Active dry: You can substitute instant yeast for active dry. Use an equal amount, but add the instant yeast to the dry ingredients instead of dissolving in liquid.

Instant: You can substitute active dry yeast for instant, so long as you dissolve the yeast first in some of the liquid called for in the recipe (don’t add extra liquid), according to the package instructions.


Brown sugar: To make dark brown sugar, add one tablespoon molasses to one cup granulated sugar, and for light, add one and a half teaspoons molasses to one cup granulated.

Light and dark brown sugars can replace each other in recipes calling for less than one quarter cup.
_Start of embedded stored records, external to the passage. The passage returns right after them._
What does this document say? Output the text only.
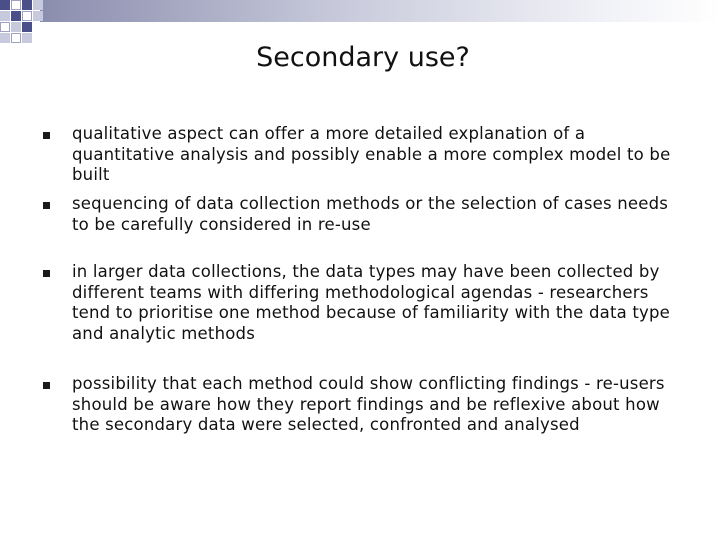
Secondary use?
qualitative aspect can offer a more detailed explanation of a quantitative analysis and possibly enable a more complex model to be built
sequencing of data collection methods or the selection of cases needs to be carefully considered in re-use
in larger data collections, the data types may have been collected by different teams with differing methodological agendas - researchers tend to prioritise one method because of familiarity with the data type and analytic methods
possibility that each method could show conflicting findings - re-users should be aware how they report findings and be reflexive about how the secondary data were selected, confronted and analysed
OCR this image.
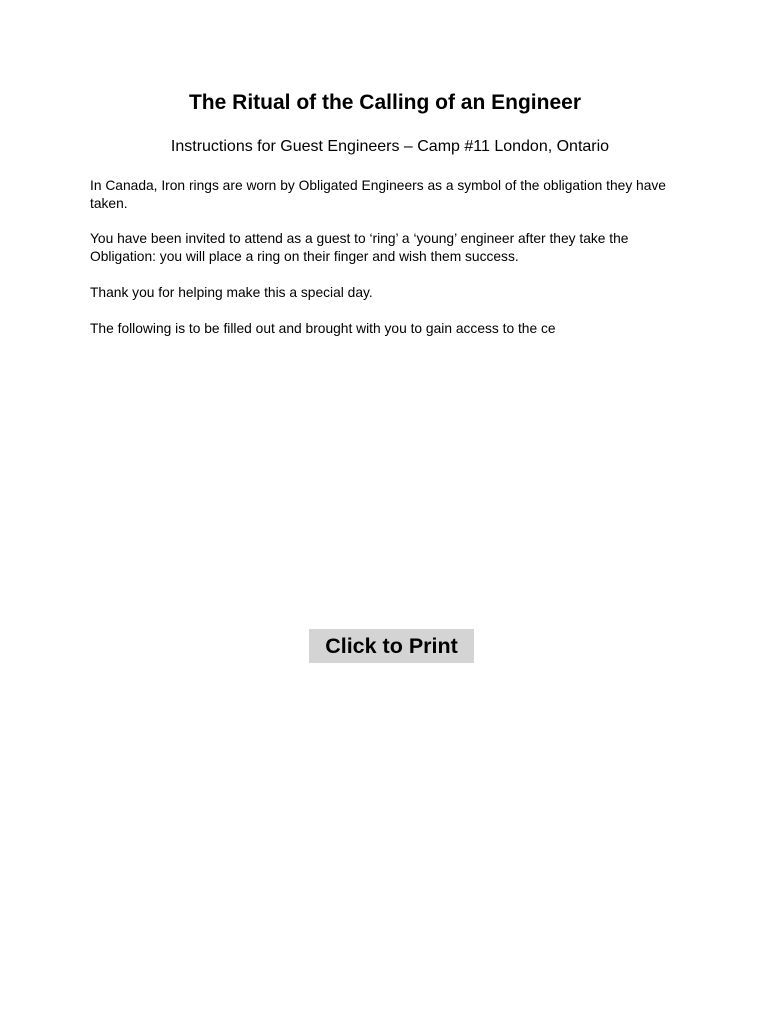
The Ritual of the Calling of an Engineer

Instructions for Guest Engineers – Camp #11 London, Ontario

In Canada, Iron rings are worn by Obligated Engineers as a symbol of the obligation they have taken.

You have been invited to attend as a guest to ‘ring’ a ‘young’ engineer after they take the Obligation: you will place a ring on their finger and wish them success.

Thank you for helping make this a special day.

The following is to be filled out and brought with you to gain access to the ce

Click to Print
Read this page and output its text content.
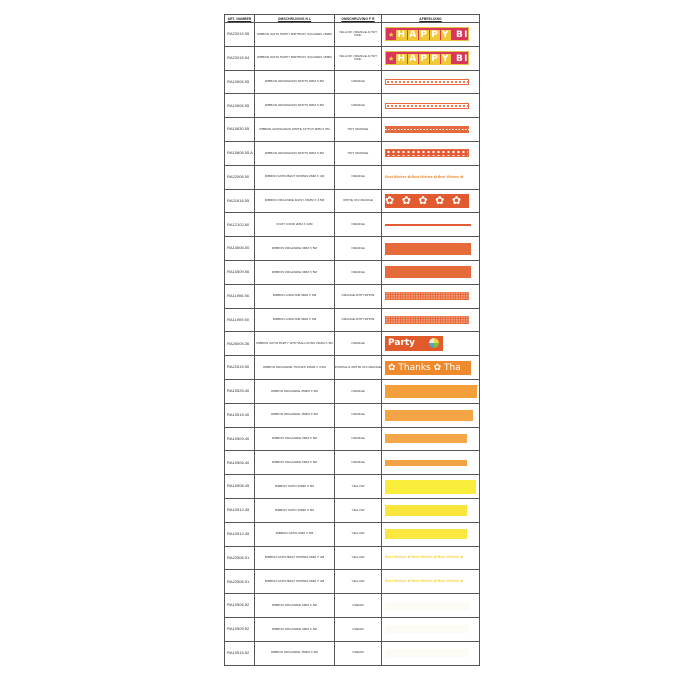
ART. NUMBER	OMSCHRIJVING N L	OMSCHRIJVING F R	AFBEELDING
RA22015.55	RIBBON SATIN HAPPY BIRTHDAY SQUARES 15MM	YELLOW, ORANGE & HOT PINK	★ H A P P Y BI

RA22015.54	RIBBON SATIN HAPPY BIRTHDAY SQUARES 15MM	YELLOW, ORANGE & HOT PINK	★ H A P P Y BI

RA10606.55	RIBBON GROSGRAIN SPOTS 6MM X 5M	ORANGE	

RA10606.55	RIBBON GROSGRAIN SPOTS 9MM X 5M	ORANGE	

RA10630.55	RIBBON GROSGRAIN WHITE STITCH 9MM X 5M	HOT ORANGE	

RA10606.55 A	RIBBON GROSGRAIN SPOTS 9MM X 5M	HOT ORANGE	

RA22506.50	RIBBON SATIN BEST WISHES 6MM X 4M	ORANGE	Best Wishes ✿ Best Wishes ✿ Best Wishes ✿

RA21616.55	RIBBON ORGANDIE DAISY 15MM X 3.5M	WHITE ON ORANGE	✿ ✿ ✿ ✿ ✿ ✿

RA12102.60	KNOT CORD 2MM X 10M	ORANGE	

RA10606.50	RIBBON ORGANDIE 9MM X 5M	ORANGE	

RA10509.56	RIBBON ORGANDIE 9MM X 5M	ORANGE	

RA11906.56	RIBBON GINGHAM 9MM X 5M	ORANGE WITH WHITE	

RA11909.50	RIBBON GINGHAM 9MM X 5M	ORANGE WITH WHITE	

RA26005.36	RIBBON SATIN PARTY WITH BALLOONS 15MM X 3M	ORANGE	Party

RA21615.50	RIBBON ORGANDIE THANKS 15MM X 3.5M	PURPLE & WHITE ON ORANGE	✿ Thanks ✿ Tha

RA10525.40	RIBBON ORGANDIE 25MM X 5M	ORANGE	

RA10515.40	RIBBON ORGANDIE 15MM X 5M	ORANGE	

RA10509.40	RIBBON ORGANDIE 9MM X 5M	ORANGE	

RA10506.40	RIBBON ORGANDIE 6MM X 5M	ORANGE	

RA10508.45	RIBBON SATIN 25MM X 5M	YELLOW	

RA10512.45	RIBBON SATIN 15MM X 5M	YELLOW	

RA10512.45	RIBBON SATIN 9MM X 5M	YELLOW	

RA22506.51	RIBBON SATIN BEST WISHES 6MM X 4M	YELLOW	Best Wishes ✿ Best Wishes ✿ Best Wishes ✿

RA22506.51	RIBBON SATIN BEST WISHES 6MM X 4M	YELLOW	Best Wishes ✿ Best Wishes ✿ Best Wishes ✿

RA10506.52	RIBBON ORGANDIE 6MM X 5M	CREAM	

RA10509.52	RIBBON ORGANDIE 9MM X 5M	CREAM	

RA10515.52	RIBBON ORGANDIE 15MM X 5M	CREAM	
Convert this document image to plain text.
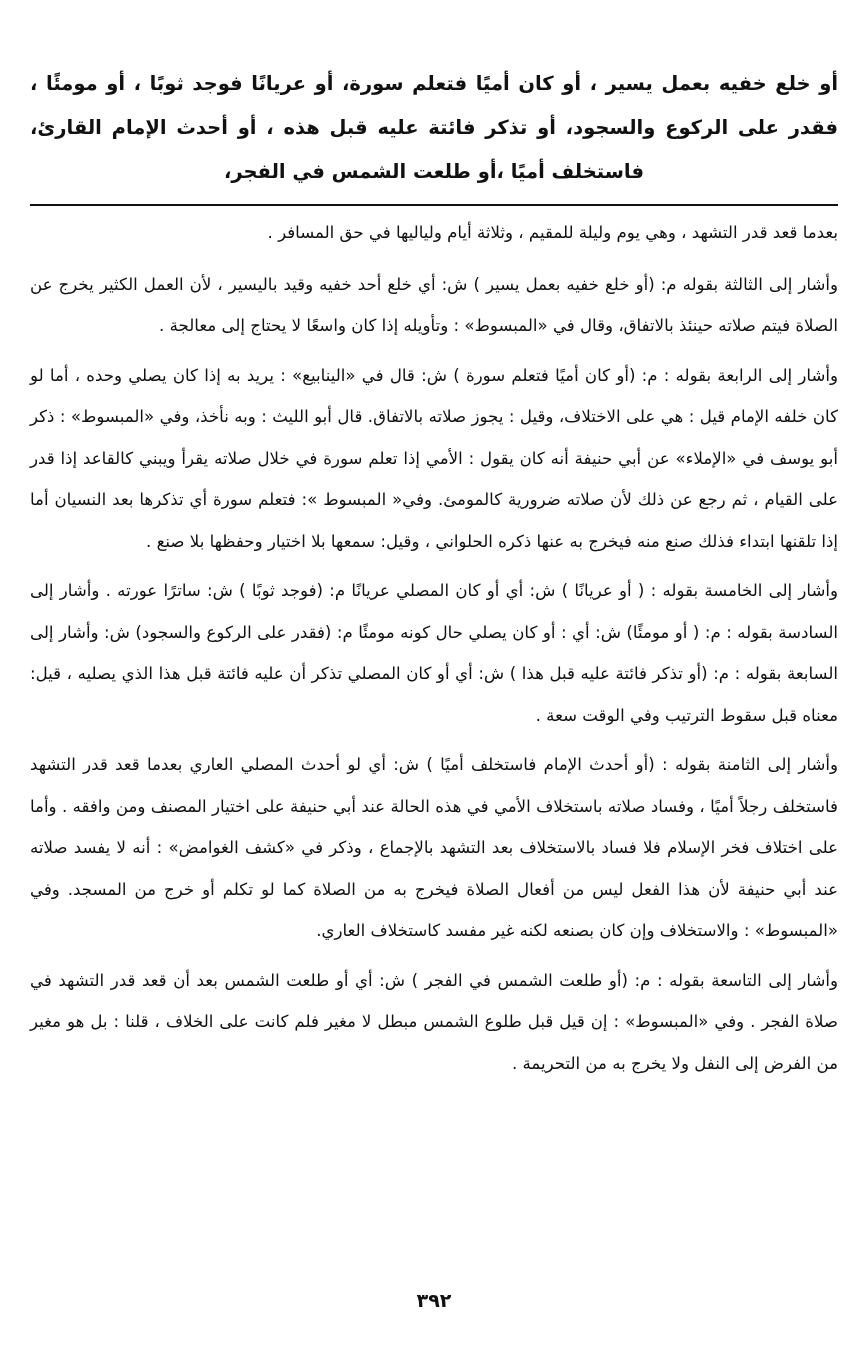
أو خلع خفيه بعمل يسير ، أو كان أميًا فتعلم سورة، أو عريانًا فوجد ثوبًا ، أو مومئًا ، فقدر على الركوع والسجود، أو تذكر فائتة عليه قبل هذه ، أو أحدث الإمام القارئ، فاستخلف أميًا ،أو طلعت الشمس في الفجر،

بعدما قعد قدر التشهد ، وهي يوم وليلة للمقيم ، وثلاثة أيام ولياليها في حق المسافر .

وأشار إلى الثالثة بقوله م: (أو خلع خفيه بعمل يسير ) ش: أي خلع أحد خفيه وقيد باليسير ، لأن العمل الكثير يخرج عن الصلاة فيتم صلاته حينئذ بالاتفاق، وقال في «المبسوط» : وتأويله إذا كان واسعًا لا يحتاج إلى معالجة .

وأشار إلى الرابعة بقوله : م: (أو كان أميًا فتعلم سورة ) ش: قال في «الينابيع» : يريد به إذا كان يصلي وحده ، أما لو كان خلفه الإمام قيل : هي على الاختلاف، وقيل : يجوز صلاته بالاتفاق. قال أبو الليث : وبه نأخذ، وفي «المبسوط» : ذكر أبو يوسف في «الإملاء» عن أبي حنيفة أنه كان يقول : الأمي إذا تعلم سورة في خلال صلاته يقرأ ويبني كالقاعد إذا قدر على القيام ، ثم رجع عن ذلك لأن صلاته ضرورية كالمومئ. وفي« المبسوط »: فتعلم سورة أي تذكرها بعد النسيان أما إذا تلقنها ابتداء فذلك صنع منه فيخرج به عنها ذكره الحلواني ، وقيل: سمعها بلا اختيار وحفظها بلا صنع .

وأشار إلى الخامسة بقوله : ( أو عريانًا ) ش: أي أو كان المصلي عريانًا م: (فوجد ثوبًا ) ش: ساترًا عورته . وأشار إلى السادسة بقوله : م: ( أو مومئًا) ش: أي : أو كان يصلي حال كونه مومئًا م: (فقدر على الركوع والسجود) ش: وأشار إلى السابعة بقوله : م: (أو تذكر فائتة عليه قبل هذا ) ش: أي أو كان المصلي تذكر أن عليه فائتة قبل هذا الذي يصليه ، قيل: معناه قبل سقوط الترتيب وفي الوقت سعة .

وأشار إلى الثامنة بقوله : (أو أحدث الإمام فاستخلف أميًا ) ش: أي لو أحدث المصلي العاري بعدما قعد قدر التشهد فاستخلف رجلاً أميًا ، وفساد صلاته باستخلاف الأمي في هذه الحالة عند أبي حنيفة على اختيار المصنف ومن وافقه . وأما على اختلاف فخر الإسلام فلا فساد بالاستخلاف بعد التشهد بالإجماع ، وذكر في «كشف الغوامض» : أنه لا يفسد صلاته عند أبي حنيفة لأن هذا الفعل ليس من أفعال الصلاة فيخرج به من الصلاة كما لو تكلم أو خرج من المسجد. وفي «المبسوط» : والاستخلاف وإن كان بصنعه لكنه غير مفسد كاستخلاف العاري.

وأشار إلى التاسعة بقوله : م: (أو طلعت الشمس في الفجر ) ش: أي أو طلعت الشمس بعد أن قعد قدر التشهد في صلاة الفجر . وفي «المبسوط» : إن قيل قبل طلوع الشمس مبطل لا مغير فلم كانت على الخلاف ، قلنا : بل هو مغير من الفرض إلى النفل ولا يخرج به من التحريمة .

٣٩٢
Granulated sugar: Brown sugar can be substituted in equal amounts for white, although you may taste the molasses flavour come through (not necessarily a bad thing!).

Honey: You may use one and a quarter cups granulated sugar for every one cup of honey adding a quarter cup of liquid to the recipe as well.

Other ingredients

Cocoa powder: For three tablespoons natural unsweetened, swap in one tablespoon unsweetened chocolate and reduce the fat in the recipe by one tablespoon.

Unsweetened chocolate: Use three tablespoons of cocoa powder and one tablespoon vegetable oil or melted butter to replace one ounce of baking chocolate.
Vanilla: One tablespoon of vanilla extract, one tablespoon vanilla bean paste and one vanilla bean can be used to replace one another. Depending on your taste and the recipe, you can use other extracts instead.